Now, the last and least elegant thing in my solution is my current strategy for finding what type of object the ID refers to. I have the controller-name, but how can I use this to find the object with id @params[‘id’] ? For now, I have hard-coded it in login_required in login_system.rb:

    if !params['id'].nil?
      if params['controller'].eql?('news')
        @object = News.find(params['id'])
      end
      if session[:user] and authorize?(session[:user],:object => @object)
        return true
      end
    else
      if session[:user] and authorize?(session[:user],nil)
        return true
      end
    end

How can I find the class-name automagically so that I can use it instead of the hard-coded News.find ?

- VegardEngen

def model_class
  klass_name=Inflector.classify(controller_name)
  Inflector.constantize(klass_name)
end
  ...
  model_class.find(params['id'])

- Simo Addsw.it

QUESTION
Perhaps I’m missing it, very very newby, but is it possible to block access? as in:

Jane has access to the whole house (living room, kitchen, bathroom, bedroom)
John has access to all rooms BUT the bedroom

  Jane gets house/.*
  John gets house/.*  - and - not house/bedroom

thanks!

- Jay Wiggins

ANSWER

Using FredrikAndersson’s regex example above, you can create these permissions:

house/.*
house/[^(bedroom)]

grant the first one to a role of jane’s and the second to a role of john’s.
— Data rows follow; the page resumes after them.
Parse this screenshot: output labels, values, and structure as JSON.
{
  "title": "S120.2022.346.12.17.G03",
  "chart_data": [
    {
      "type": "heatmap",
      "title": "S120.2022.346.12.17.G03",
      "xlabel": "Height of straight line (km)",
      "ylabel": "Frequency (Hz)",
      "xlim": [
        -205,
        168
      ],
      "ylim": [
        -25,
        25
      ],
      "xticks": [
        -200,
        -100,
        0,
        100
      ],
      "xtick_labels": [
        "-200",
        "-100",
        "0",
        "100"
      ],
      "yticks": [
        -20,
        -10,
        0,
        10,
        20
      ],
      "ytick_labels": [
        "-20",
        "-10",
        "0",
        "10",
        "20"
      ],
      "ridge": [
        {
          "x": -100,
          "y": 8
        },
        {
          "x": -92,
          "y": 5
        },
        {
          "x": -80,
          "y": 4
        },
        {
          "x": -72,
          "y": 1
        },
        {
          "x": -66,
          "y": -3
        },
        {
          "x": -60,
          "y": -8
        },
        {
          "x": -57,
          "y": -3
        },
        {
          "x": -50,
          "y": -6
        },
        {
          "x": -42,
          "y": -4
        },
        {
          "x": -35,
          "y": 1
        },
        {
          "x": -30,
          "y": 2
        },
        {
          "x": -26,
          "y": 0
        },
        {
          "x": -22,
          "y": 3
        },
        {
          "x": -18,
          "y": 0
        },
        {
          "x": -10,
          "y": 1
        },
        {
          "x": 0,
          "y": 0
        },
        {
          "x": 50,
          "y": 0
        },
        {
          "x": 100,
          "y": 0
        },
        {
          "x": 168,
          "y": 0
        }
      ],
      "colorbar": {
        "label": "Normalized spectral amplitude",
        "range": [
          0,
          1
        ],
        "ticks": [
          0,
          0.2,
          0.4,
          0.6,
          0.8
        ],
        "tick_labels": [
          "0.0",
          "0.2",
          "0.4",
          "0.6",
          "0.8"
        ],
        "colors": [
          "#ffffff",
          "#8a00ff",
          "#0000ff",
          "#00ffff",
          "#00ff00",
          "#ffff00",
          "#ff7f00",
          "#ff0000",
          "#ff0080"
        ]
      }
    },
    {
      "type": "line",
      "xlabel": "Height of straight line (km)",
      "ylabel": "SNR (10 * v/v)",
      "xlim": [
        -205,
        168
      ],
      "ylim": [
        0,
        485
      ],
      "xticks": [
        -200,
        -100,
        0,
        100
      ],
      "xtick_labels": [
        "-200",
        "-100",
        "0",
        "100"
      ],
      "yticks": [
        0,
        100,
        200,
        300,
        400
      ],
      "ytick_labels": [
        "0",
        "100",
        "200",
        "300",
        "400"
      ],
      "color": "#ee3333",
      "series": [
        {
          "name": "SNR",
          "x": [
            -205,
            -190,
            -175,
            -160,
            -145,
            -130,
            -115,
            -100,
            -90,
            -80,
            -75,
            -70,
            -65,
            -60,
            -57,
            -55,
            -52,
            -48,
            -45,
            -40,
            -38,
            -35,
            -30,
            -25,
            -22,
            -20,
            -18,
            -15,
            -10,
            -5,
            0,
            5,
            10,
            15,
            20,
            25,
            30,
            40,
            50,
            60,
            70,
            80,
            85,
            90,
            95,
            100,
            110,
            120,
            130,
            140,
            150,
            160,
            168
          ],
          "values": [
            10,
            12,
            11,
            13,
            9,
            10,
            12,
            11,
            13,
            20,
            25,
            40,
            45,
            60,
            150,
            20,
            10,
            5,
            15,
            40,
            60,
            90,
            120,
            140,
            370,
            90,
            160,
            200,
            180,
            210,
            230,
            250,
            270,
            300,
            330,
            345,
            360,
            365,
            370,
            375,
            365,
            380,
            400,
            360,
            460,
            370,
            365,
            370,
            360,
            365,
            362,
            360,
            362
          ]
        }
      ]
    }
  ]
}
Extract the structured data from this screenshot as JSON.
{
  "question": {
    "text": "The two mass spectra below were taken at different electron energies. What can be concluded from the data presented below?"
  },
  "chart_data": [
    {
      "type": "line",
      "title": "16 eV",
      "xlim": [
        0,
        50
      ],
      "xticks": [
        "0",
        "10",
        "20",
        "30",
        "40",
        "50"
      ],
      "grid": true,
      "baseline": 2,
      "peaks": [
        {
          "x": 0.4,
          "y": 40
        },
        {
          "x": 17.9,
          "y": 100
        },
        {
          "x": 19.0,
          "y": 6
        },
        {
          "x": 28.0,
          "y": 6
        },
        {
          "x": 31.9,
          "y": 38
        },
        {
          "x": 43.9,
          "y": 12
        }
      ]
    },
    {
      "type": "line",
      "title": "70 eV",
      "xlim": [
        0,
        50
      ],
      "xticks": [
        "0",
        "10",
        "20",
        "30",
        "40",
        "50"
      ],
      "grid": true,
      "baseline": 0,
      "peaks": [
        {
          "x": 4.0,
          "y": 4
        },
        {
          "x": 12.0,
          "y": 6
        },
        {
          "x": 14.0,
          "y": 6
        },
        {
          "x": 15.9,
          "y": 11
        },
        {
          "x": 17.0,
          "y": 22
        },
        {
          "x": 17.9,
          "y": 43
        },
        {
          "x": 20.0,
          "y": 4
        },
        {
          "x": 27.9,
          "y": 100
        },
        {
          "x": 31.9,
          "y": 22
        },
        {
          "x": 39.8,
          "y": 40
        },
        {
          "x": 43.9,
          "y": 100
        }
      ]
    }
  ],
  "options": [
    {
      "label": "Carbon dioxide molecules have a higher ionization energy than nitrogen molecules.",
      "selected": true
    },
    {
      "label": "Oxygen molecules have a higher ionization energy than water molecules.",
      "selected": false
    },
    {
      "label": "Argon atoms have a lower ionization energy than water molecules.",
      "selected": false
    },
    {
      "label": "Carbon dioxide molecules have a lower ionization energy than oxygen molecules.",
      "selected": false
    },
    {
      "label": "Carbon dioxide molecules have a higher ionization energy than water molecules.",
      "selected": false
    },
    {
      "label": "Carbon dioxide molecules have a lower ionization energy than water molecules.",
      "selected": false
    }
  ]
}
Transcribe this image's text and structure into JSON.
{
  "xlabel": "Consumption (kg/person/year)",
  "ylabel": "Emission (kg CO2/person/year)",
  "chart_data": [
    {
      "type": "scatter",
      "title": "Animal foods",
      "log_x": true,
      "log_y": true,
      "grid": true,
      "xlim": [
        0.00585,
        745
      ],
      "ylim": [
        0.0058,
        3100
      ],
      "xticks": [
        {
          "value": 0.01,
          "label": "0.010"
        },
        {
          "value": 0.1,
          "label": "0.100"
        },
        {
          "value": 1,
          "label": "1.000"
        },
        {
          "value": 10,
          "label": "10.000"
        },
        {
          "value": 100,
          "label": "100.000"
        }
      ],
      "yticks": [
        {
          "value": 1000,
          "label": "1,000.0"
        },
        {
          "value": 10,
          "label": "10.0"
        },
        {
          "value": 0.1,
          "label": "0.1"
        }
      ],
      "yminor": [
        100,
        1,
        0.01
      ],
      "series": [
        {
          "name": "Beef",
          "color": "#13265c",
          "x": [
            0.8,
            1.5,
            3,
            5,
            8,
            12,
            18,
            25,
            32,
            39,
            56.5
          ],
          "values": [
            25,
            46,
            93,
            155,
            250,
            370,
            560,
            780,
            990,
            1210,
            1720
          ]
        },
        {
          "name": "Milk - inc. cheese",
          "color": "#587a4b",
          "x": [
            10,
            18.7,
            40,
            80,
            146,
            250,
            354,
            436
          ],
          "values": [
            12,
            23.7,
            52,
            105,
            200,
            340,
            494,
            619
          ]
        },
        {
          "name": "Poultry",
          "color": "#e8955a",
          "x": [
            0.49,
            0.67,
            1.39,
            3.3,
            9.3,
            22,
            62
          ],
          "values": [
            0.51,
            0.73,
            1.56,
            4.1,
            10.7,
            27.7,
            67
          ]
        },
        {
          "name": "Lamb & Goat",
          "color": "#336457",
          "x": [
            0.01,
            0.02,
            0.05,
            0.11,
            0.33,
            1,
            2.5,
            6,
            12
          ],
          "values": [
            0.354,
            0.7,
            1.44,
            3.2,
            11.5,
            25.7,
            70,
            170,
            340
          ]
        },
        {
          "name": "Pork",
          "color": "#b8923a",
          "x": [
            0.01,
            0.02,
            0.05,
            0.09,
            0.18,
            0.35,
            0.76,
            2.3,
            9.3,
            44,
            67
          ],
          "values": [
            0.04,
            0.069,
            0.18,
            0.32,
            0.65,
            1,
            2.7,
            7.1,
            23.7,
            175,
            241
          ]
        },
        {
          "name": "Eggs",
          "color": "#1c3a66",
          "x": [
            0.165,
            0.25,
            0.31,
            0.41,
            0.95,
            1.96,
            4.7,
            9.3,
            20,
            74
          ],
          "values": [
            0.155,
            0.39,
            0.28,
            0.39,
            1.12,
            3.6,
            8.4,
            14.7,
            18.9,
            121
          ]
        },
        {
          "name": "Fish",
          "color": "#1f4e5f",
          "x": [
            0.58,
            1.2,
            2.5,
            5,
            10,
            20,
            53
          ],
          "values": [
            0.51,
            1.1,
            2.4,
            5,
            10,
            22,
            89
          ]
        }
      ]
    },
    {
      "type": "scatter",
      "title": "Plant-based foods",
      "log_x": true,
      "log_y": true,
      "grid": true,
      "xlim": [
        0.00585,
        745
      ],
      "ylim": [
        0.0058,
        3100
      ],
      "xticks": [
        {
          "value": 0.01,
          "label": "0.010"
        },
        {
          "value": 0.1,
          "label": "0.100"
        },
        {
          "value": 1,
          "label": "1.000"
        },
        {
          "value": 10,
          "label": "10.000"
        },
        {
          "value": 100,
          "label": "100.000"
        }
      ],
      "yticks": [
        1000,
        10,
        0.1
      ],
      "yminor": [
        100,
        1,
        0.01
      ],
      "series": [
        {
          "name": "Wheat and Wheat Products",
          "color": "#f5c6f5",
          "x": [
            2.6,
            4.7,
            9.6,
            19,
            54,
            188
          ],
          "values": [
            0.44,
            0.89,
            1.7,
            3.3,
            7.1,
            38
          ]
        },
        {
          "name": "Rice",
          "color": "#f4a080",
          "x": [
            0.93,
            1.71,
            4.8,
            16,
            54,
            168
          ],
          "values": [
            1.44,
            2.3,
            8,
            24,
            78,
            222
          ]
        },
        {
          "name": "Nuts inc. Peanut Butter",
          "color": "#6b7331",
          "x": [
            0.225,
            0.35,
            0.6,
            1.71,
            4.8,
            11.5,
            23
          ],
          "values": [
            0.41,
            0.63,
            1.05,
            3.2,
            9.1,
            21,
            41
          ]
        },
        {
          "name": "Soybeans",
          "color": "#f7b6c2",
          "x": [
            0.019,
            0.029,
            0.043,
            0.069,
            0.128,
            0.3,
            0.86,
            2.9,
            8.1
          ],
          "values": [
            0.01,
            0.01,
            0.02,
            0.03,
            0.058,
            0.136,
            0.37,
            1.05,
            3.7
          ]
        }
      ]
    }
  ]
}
The above doesn’t work for me but

house/(?!(bedroom))

works.

- Calle Gustafsson

I am getting the following error :

protected method `authorized?' called for #\< User:0x3970708\>

c:/ruby/lib/ruby/gems/1.8/gems/activerecord-1.13.0/lib/active_record/base.rb:1494:in `method_missing'
#{RAILS_ROOT}/lib/acl_system.rb:22:in `authorize?'
#{RAILS_ROOT}/lib/login_system.rb:49:in `login_required'

what could be a solution?
Vinit

Rolled back to last good information.

Put the functions authorized? and permission_strings above the “protected” in user.rb
goodi

Updated from @session/@params to session/params
~ ba

Rails newbie here… For some reason after I moved from the simple login authentication to trying ACL I get redirected from my target page to the login page again after I login. Wh at gives??